This repository contains the code for my masters thesis (published at Repository of the University of Ljubljana), along with all trained models, used data sets, and figures with results.
Recent advances in biotechnology have enabled researchers to collect huge amounts of data, such as gene expression profiles from patients, which provide a foundation for personalized medicine. Such an approach requires the use of machine learning, however, a significant limitation of many medical studies is the small sample size, typically having only a few hundred patients with tens of thousands of features. In this thesis, we addressed this issue by combining multiple small gene expression data sets into a larger one, regardless of the study type, and training deep learning models capable of producing informative gene expression encodings. We used transfer learning to predict the phenotypes on unseen data sets based on the created encodings. We experimented with two model architectures: autoencoders and multitask models. Although training multi-task models proved challenging, they achieved higher average results on test data sets than autoencoders but never surpassed the results of logistic regression. An examination of the encodings revealed that autoencoders maintained the original data structure whereas the multi-task models mixed samples from different studies, but both proved that the gene expression profile can be reduced to a few informative markers.

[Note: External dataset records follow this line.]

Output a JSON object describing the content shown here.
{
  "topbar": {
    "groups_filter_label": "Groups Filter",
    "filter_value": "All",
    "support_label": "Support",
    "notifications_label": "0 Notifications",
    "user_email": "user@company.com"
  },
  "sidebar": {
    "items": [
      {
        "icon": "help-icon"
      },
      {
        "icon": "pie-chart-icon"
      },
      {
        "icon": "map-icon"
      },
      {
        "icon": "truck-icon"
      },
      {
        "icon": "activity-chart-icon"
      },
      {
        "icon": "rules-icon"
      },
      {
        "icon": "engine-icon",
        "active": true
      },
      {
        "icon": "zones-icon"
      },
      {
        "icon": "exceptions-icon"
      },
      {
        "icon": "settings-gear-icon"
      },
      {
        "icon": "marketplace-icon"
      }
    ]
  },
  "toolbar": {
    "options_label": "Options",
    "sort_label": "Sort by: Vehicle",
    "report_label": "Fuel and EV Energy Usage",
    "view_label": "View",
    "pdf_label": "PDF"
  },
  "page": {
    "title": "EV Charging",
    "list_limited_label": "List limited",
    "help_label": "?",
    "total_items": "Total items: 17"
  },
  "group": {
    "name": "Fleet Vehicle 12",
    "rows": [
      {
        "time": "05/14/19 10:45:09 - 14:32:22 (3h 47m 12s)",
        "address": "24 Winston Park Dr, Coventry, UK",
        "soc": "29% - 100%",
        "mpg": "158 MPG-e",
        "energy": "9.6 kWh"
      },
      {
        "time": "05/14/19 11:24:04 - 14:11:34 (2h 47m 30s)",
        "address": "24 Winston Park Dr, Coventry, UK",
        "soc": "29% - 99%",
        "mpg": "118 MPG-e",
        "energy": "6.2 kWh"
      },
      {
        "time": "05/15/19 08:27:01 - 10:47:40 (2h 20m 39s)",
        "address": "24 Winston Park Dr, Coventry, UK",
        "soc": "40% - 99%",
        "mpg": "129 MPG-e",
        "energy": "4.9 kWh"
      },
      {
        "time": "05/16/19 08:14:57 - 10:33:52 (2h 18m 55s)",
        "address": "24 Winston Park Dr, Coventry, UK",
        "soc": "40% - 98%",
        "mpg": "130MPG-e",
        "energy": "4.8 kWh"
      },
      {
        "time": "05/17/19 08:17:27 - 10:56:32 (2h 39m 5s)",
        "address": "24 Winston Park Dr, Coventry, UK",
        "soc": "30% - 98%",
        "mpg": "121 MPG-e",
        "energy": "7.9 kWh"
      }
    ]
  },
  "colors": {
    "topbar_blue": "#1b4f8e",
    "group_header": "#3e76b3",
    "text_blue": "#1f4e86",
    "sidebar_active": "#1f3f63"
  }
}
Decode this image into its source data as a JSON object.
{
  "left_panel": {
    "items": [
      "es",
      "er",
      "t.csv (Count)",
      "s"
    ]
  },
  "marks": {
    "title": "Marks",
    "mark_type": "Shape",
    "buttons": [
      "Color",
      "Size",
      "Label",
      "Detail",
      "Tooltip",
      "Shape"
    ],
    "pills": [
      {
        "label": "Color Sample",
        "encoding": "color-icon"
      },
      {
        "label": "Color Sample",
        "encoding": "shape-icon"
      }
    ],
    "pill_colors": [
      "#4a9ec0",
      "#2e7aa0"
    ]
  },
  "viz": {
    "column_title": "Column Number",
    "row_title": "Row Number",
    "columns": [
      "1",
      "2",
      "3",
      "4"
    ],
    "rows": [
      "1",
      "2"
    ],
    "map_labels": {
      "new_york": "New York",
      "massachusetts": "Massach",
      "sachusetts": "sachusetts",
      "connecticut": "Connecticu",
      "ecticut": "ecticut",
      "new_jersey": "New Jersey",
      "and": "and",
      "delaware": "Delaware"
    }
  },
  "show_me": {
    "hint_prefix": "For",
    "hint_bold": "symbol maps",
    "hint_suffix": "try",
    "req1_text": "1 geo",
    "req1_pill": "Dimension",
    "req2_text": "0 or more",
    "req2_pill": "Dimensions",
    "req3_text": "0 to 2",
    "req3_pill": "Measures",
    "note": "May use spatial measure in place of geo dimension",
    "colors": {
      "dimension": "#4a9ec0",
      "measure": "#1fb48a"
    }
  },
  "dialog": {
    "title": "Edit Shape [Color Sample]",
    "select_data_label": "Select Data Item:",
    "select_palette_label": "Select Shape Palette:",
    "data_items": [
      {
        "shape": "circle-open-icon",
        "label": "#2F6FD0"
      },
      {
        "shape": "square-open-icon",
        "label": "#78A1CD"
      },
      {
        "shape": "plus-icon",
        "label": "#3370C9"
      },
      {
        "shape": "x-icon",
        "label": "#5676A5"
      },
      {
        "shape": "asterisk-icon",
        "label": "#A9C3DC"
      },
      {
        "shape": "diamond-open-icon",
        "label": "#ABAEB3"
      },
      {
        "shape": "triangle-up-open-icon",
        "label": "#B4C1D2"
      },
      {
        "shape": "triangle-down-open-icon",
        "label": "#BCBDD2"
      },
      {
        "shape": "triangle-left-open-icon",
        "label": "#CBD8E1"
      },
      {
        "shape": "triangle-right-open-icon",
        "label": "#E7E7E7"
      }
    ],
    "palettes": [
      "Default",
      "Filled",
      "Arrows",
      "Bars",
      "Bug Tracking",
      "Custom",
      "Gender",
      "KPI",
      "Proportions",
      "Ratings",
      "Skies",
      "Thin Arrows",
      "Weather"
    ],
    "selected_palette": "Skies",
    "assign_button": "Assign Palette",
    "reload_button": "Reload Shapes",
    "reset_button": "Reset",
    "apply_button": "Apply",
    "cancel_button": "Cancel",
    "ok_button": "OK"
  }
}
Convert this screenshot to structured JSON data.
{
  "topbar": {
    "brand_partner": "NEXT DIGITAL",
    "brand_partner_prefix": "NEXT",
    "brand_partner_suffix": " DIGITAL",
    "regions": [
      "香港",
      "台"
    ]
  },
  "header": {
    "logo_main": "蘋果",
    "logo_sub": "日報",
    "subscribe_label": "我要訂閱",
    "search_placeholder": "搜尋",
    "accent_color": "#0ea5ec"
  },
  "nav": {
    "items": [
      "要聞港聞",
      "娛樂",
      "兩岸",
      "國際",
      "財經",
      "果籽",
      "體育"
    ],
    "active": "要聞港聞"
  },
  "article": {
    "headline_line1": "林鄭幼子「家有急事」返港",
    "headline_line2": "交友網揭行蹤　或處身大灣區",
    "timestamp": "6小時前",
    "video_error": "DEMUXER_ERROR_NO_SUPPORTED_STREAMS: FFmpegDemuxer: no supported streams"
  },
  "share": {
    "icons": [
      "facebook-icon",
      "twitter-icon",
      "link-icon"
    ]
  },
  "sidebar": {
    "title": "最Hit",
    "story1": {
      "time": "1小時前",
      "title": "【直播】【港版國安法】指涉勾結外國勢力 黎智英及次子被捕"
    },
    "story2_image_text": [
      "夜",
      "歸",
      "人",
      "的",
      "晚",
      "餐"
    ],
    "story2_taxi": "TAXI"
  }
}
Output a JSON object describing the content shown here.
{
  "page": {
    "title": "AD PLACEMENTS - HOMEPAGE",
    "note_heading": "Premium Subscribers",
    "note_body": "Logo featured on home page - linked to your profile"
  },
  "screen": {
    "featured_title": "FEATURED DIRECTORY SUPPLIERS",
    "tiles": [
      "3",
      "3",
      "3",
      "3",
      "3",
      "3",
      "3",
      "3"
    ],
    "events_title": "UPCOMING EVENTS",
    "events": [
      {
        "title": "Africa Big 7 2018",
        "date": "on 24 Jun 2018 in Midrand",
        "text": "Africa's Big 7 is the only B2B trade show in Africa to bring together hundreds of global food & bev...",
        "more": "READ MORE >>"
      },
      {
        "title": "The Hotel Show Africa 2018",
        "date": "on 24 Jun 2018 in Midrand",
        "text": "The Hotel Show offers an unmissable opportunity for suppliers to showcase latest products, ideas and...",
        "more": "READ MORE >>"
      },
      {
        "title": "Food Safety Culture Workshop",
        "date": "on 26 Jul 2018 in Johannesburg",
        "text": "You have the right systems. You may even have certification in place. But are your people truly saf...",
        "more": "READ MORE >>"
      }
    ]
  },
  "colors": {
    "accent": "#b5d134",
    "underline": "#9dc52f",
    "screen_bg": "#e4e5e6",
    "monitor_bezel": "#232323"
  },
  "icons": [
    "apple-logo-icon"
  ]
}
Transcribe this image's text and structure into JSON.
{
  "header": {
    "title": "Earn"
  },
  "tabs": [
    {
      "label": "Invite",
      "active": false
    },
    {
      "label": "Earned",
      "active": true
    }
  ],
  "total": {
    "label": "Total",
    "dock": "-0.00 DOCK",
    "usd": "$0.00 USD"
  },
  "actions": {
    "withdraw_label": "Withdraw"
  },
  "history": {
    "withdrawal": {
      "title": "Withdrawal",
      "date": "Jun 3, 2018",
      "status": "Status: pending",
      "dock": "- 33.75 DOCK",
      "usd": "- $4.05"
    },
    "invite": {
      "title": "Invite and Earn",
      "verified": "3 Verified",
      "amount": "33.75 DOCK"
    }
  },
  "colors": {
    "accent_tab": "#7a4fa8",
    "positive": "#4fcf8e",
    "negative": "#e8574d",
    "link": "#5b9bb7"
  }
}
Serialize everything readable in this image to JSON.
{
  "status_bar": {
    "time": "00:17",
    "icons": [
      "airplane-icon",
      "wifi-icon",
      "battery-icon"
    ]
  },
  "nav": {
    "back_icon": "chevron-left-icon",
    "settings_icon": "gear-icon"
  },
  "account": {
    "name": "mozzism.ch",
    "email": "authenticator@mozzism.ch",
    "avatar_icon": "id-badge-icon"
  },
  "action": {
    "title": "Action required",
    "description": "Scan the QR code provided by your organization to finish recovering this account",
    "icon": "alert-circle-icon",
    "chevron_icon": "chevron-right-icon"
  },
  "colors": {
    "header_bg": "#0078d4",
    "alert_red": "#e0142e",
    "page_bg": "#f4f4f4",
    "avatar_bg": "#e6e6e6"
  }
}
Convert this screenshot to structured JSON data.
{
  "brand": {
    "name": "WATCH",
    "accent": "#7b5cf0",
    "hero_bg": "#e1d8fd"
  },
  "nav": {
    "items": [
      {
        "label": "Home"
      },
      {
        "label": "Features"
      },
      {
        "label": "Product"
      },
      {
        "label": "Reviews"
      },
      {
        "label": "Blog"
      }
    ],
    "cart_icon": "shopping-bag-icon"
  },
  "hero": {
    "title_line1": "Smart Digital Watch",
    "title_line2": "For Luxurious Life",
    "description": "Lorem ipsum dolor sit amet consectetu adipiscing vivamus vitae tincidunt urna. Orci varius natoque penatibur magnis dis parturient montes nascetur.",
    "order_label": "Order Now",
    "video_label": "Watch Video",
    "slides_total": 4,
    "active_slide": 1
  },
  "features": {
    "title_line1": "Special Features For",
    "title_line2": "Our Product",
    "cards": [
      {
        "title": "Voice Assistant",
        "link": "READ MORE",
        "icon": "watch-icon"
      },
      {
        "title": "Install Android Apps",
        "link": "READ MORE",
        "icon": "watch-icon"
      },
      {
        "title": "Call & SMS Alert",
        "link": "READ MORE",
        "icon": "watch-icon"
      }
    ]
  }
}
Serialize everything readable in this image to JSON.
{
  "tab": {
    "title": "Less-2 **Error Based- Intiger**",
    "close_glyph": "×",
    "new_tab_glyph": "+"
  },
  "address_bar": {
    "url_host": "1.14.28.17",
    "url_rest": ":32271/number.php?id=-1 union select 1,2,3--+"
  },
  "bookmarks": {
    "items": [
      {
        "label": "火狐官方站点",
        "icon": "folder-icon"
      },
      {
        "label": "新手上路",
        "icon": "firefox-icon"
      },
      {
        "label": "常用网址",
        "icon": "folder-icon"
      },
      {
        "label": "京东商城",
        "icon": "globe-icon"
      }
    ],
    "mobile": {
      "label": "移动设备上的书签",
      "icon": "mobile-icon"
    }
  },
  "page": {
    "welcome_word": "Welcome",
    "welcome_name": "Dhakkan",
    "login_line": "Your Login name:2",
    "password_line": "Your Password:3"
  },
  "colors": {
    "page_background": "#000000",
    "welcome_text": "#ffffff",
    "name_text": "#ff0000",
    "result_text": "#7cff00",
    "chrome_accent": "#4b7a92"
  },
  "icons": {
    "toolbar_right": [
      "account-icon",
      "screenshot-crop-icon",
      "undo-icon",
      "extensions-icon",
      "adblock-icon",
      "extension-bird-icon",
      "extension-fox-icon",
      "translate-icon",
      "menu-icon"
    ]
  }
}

The folder data contains all the Gene Expression Omnibus (GEO) data sets that we used. The folder figures contains all figures, further split into data, methods, and results. The folder models contains all trained models from autoencoder and multi-task architecture. The first filders indicate the latent layer size, while the folders in those represent the 10 different random trained models. The folder src contains the code for data download and parsing, model implementation, training, testing, and drawing final figures. The folder thesis contains the masters thesis along with presentation and two dissertations.